Violência
Especialistas contestam dados de queda de violência contra mulher
Para eles, em vez de queda na violência, pode ter havido redução das notificações
Especialistas avaliaram números da Secretaria da Segurança Pública (SSP) publicados este mês no Diário Oficial do Estado sobre agressão contra mulheres. Os indicadores, divulgados em reportagem de ZH na terça-feira, Dia Internacional da Mulher, apontam redução de 43,21% nos estupros, de 8,91% nas lesões corporais e de 7,97% nos assassinatos ocorridos entre 2014 e 2015. Aqueles que contestam os números, dizem que, em vez de queda na violência, pode ter havido redução das notificações.
A socióloga Margarete Panerai comenta que no mundo apenas 35% das vítimas prestam queixa na polícia. No Brasil, segundo ela, o percentual cai para 10%:
– Não é possível afirmar se houve redução da violência. Pode ter acontecido subnotificação. Os dados estatísticos podem, também, ter sido mal coletados.
Leia mais:
Mais de 40% das agressões contra a mulher envolvem alguém do convívio social
Violência doméstica mata 5 mulheres por hora diariamente em todo o mundo
Para não morrer, mulheres agredidas se exilam em "casa invisível" na Capital
Secretaria defende metodologia atual
A presidente do conselho da ONG Themis, Fabiane Simioni, também desconfia dos números da SSP, sob alegação de que são de interesse da secretaria indicadores reduzidos:
– Sempre temos certa desconfiança quanto ao modo como são registrados esses casos. São números não confiáveis, pois eles (SSP) produzem dados quanto ao próprio trabalho.
Em nota, a SSP disse que “trabalha em linha de transparência e total profissionalismo na elaboração das estatísticas relacionadas aos indicadores de criminalidade e produtividade das forças policiais” e que “os dados publicados no Diário Oficial seguem os mesmos padrões de aferição, tabulação e revisão dos indicadores publicados de acordo com as normas do Sinesp (Secretaria Nacional de Segurança Pública)”.
O mestre em Ciências Criminais e vereador de Porto Alegre, Alberto Kopittke (PT), diz que o Estado precisa criar novos instrumentos de avaliação da violência e não se basear apenas nos registros da polícia. Kopittke, que entre 2006 e 2007 foi assessor especial do então ministro da Justiça, Tarso Genro, e diretor da Secretaria Nacional de Segurança Pública em 2011, cita a pesquisa de vitimização como exemplo:
– O método utiliza entrevistas cientificamente adequadas que apontam o número de pessoas que sofreu violência, e não que foi na polícia registrar.

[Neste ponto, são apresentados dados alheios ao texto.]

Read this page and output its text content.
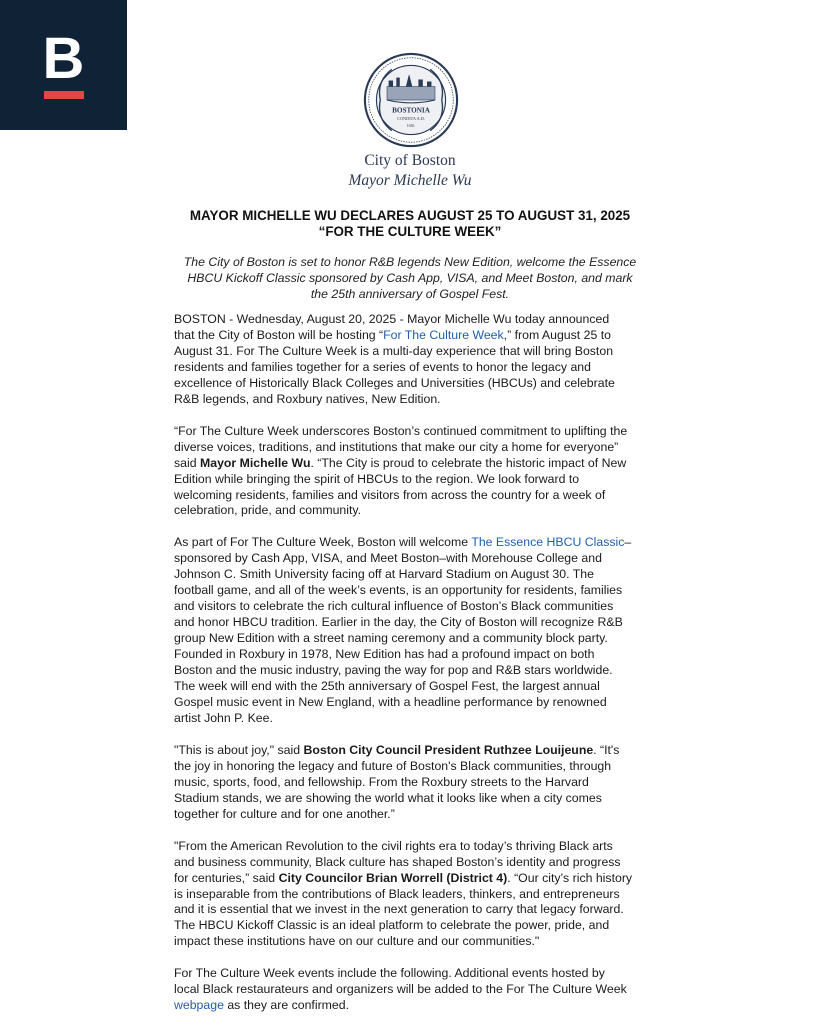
B
BOSTONIA
CONDITA A.D.
1630.
City of Boston
Mayor Michelle Wu
MAYOR MICHELLE WU DECLARES AUGUST 25 TO AUGUST 31, 2025
“FOR THE CULTURE WEEK”
The City of Boston is set to honor R&B legends New Edition, welcome the Essence
HBCU Kickoff Classic sponsored by Cash App, VISA, and Meet Boston, and mark
the 25th anniversary of Gospel Fest.
BOSTON - Wednesday, August 20, 2025 - Mayor Michelle Wu today announced
that the City of Boston will be hosting “For The Culture Week,” from August 25 to
August 31. For The Culture Week is a multi-day experience that will bring Boston
residents and families together for a series of events to honor the legacy and
excellence of Historically Black Colleges and Universities (HBCUs) and celebrate
R&B legends, and Roxbury natives, New Edition.
“For The Culture Week underscores Boston’s continued commitment to uplifting the
diverse voices, traditions, and institutions that make our city a home for everyone”
said Mayor Michelle Wu. “The City is proud to celebrate the historic impact of New
Edition while bringing the spirit of HBCUs to the region. We look forward to
welcoming residents, families and visitors from across the country for a week of
celebration, pride, and community.
As part of For The Culture Week, Boston will welcome The Essence HBCU Classic–
sponsored by Cash App, VISA, and Meet Boston–with Morehouse College and
Johnson C. Smith University facing off at Harvard Stadium on August 30. The
football game, and all of the week’s events, is an opportunity for residents, families
and visitors to celebrate the rich cultural influence of Boston’s Black communities
and honor HBCU tradition. Earlier in the day, the City of Boston will recognize R&B
group New Edition with a street naming ceremony and a community block party.
Founded in Roxbury in 1978, New Edition has had a profound impact on both
Boston and the music industry, paving the way for pop and R&B stars worldwide.
The week will end with the 25th anniversary of Gospel Fest, the largest annual
Gospel music event in New England, with a headline performance by renowned
artist John P. Kee.
"This is about joy," said Boston City Council President Ruthzee Louijeune. “It's
the joy in honoring the legacy and future of Boston's Black communities, through
music, sports, food, and fellowship. From the Roxbury streets to the Harvard
Stadium stands, we are showing the world what it looks like when a city comes
together for culture and for one another.”
"From the American Revolution to the civil rights era to today’s thriving Black arts
and business community, Black culture has shaped Boston’s identity and progress
for centuries,” said City Councilor Brian Worrell (District 4). “Our city’s rich history
is inseparable from the contributions of Black leaders, thinkers, and entrepreneurs
and it is essential that we invest in the next generation to carry that legacy forward.
The HBCU Kickoff Classic is an ideal platform to celebrate the power, pride, and
impact these institutions have on our culture and our communities."
For The Culture Week events include the following. Additional events hosted by
local Black restaurateurs and organizers will be added to the For The Culture Week
webpage as they are confirmed.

Falta de estrutura leva mulheres a omitirem denúncias oficiais
A redução do efetivo policial, estrutura inadequada das delegacias e dos centros de referência e o despreparo de servidores são citados como fatores que provocam inibição nas mulheres.
O titular da Secretaria da Justiça e dos Direitos Humanos, César Faccioli, admite que uma parcela das vítimas procura atendimento na rede pública de saúde, mas não faz o registro policial. Segundo Faccioli, para corrigir esse problema está se investindo em capacitação dos profissionais da saúde para que orientem as vitimas a notificar os órgãos de segurança pública.

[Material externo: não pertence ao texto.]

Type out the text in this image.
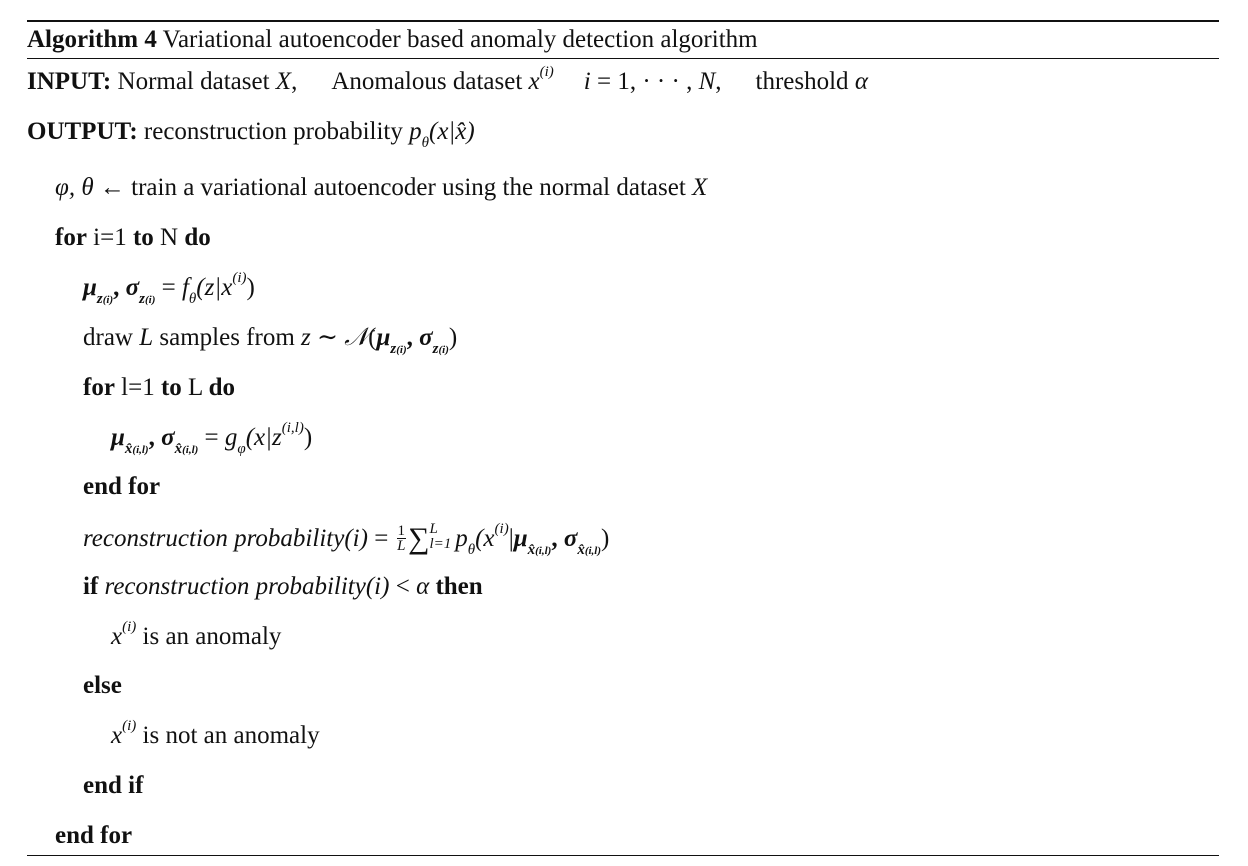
Algorithm 4 Variational autoencoder based anomaly detection algorithm
INPUT: Normal dataset X, Anomalous dataset $x^{(i)}$ i = 1, · · · , N, threshold α
OUTPUT: reconstruction probability $p_\theta(x|x̂)$
φ, θ ← train a variational autoencoder using the normal dataset X
for i=1 to N do
$\mu_{z(i)}$, $\sigma_{z(i)} = f_\theta(z|x^{(i)})$
draw L samples from z ∼ $𝒩(\mu_{z(i)}$, $\sigma_{z(i)}$)
for l=1 to L do
$\mu_{x̂(i,l)}$, $\sigma_{x̂(i,l)} = g_\varphi(x|z^{(i,l)})$
end for
reconstruction probability(i) = $\frac{1}{L}$ ∑ L
l=1 $p_\theta(x^{(i)}|\mu_{x̂(i,l)}$, $\sigma_{x̂(i,l)}$)
if reconstruction probability(i) < α then
$x^{(i)}$ is an anomaly
else
$x^{(i)}$ is not an anomaly
end if
end for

No entendimento de Fabiane Simioni, da ONG Themis, combater o despreparo dos servidores, principalmente da área de segurança, deve ser prioridade para reduzir a subnotificação.
– Desestimula querer denunciar, mas chegar na delegacia e ver um agente assoberbado de trabalho, sem instrução e que pergunta: “Mas com que roupa você estava quando foi estuprada? Isso é hora estar na rua?”.

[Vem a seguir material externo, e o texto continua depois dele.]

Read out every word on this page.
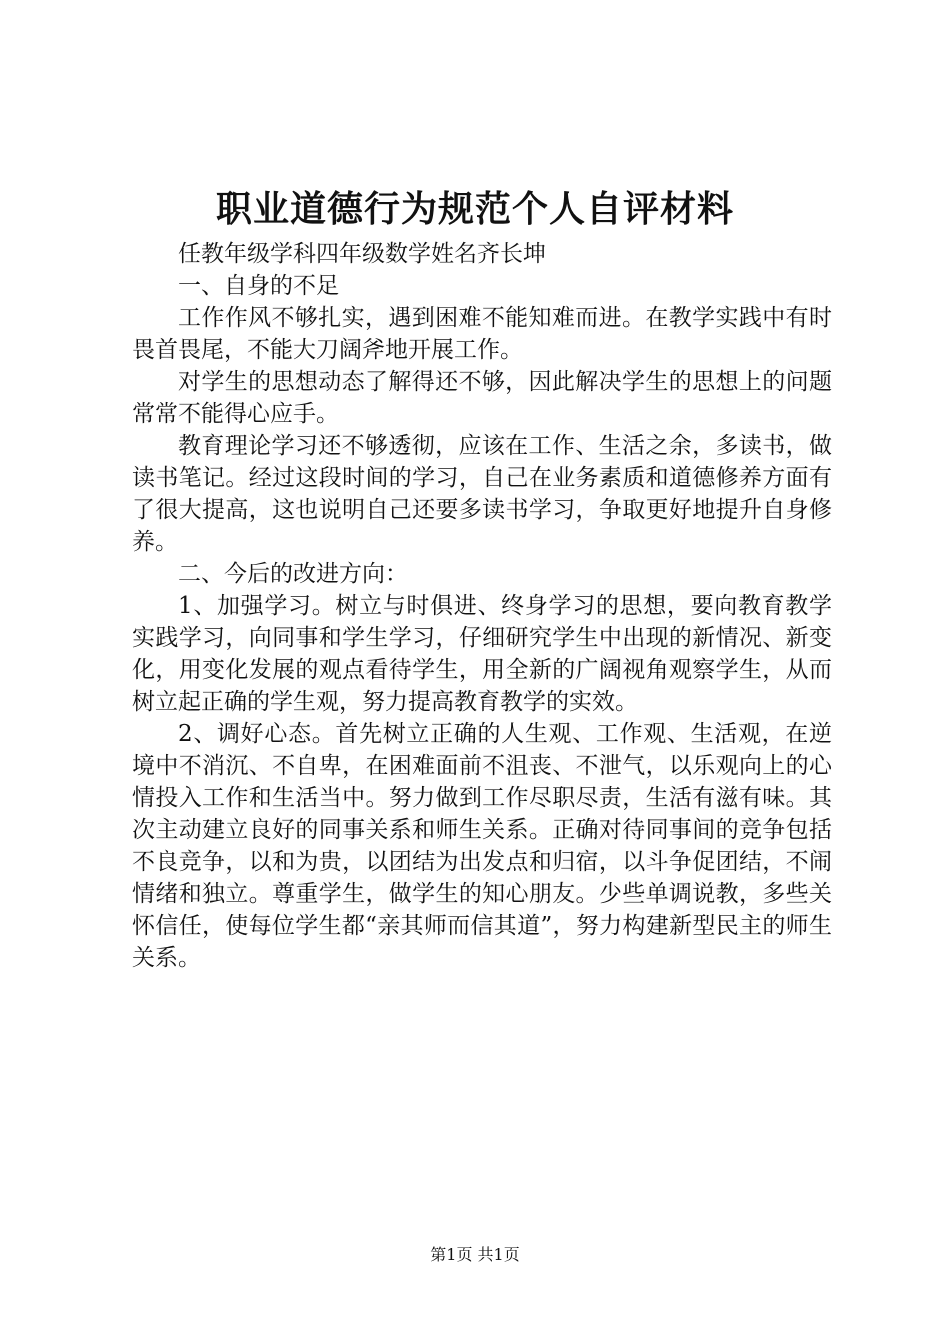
职业道德行为规范个人自评材料

任教年级学科四年级数学姓名齐长坤

一、自身的不足

工作作风不够扎实，遇到困难不能知难而进。在教学实践中有时畏首畏尾，不能大刀阔斧地开展工作。

对学生的思想动态了解得还不够，因此解决学生的思想上的问题常常不能得心应手。

教育理论学习还不够透彻，应该在工作、生活之余，多读书，做读书笔记。经过这段时间的学习，自己在业务素质和道德修养方面有了很大提高，这也说明自己还要多读书学习，争取更好地提升自身修养。

二、今后的改进方向：

1、加强学习。树立与时俱进、终身学习的思想，要向教育教学实践学习，向同事和学生学习，仔细研究学生中出现的新情况、新变化，用变化发展的观点看待学生，用全新的广阔视角观察学生，从而树立起正确的学生观，努力提高教育教学的实效。

2、调好心态。首先树立正确的人生观、工作观、生活观，在逆境中不消沉、不自卑，在困难面前不沮丧、不泄气，以乐观向上的心情投入工作和生活当中。努力做到工作尽职尽责，生活有滋有味。其次主动建立良好的同事关系和师生关系。正确对待同事间的竞争包括不良竞争，以和为贵，以团结为出发点和归宿，以斗争促团结，不闹情绪和独立。尊重学生，做学生的知心朋友。少些单调说教，多些关怀信任，使每位学生都“亲其师而信其道”，努力构建新型民主的师生关系。

第1页 共1页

A delegada Claudia Cristina Santos da Rocha Crusius, coordenadora das Delegacias de Polícia Especializadas no Atendimento a Mulher (Deams) do Estado, garante que os agentes da rede de proteção à mulher são capacitados:
– Orientamos os plantonistas a serem o mais isentos possíveis.
Em relação à estrutura das 22 Deams, ela argumenta que há esforço do Estado para oferecer um espaço privativo às vítimas:
– Mas nem sempre se consegue isso. Os prédios não são adequados para ouvir depoimentos.